このプロジェクトの面白さは、速度と隔離モデルの両立を狙っている点にある。containerは高速だがkernelを共有し、full VMは強く隔離できる反面、起動が遅い。zerobootはsnapshot forkingでこのトレードオフをエージェント用途に十分近づけられると主張している。特に同じruntimeを何度も再利用するコードエージェントでは、この考え方はかなり実務的だ。PythonとTypeScript向けSDKもあり、self-hostとmanaged APIの両方を想定している。

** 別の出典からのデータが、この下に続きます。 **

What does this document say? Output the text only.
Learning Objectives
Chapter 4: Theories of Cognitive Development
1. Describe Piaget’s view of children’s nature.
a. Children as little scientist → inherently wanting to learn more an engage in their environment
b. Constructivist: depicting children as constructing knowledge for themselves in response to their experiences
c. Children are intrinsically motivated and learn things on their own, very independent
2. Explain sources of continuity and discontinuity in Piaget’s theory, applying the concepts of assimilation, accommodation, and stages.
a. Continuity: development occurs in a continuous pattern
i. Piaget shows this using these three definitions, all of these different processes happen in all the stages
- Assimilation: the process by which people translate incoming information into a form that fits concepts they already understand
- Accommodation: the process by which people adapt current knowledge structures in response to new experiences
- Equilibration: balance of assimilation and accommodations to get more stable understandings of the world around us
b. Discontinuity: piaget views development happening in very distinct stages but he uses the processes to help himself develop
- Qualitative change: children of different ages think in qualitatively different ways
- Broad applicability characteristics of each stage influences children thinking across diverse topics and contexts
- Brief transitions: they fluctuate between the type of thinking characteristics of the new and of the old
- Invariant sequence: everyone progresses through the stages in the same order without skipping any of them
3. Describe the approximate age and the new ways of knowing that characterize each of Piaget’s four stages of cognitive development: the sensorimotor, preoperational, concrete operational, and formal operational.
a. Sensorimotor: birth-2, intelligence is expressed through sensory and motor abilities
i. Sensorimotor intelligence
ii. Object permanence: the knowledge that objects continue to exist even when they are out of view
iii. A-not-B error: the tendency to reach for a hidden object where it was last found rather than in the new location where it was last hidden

一方で、制約も明確に書かれている。userspace PRNGの再seedが必要になる点、single-vCPU設計、fork内部にnetworkingがないこと、テンプレート更新にフル再スナップショットが必要なことなどだ。つまり、あらゆる安全実行問題の万能解ではない。しかし、高速で隔離された短時間計算を大量に回したいコードエージェントには十分魅力的であり、それがHacker Newsで注目された理由でもある。

原典: zeroboot README。コミュニティ議論: Hacker News。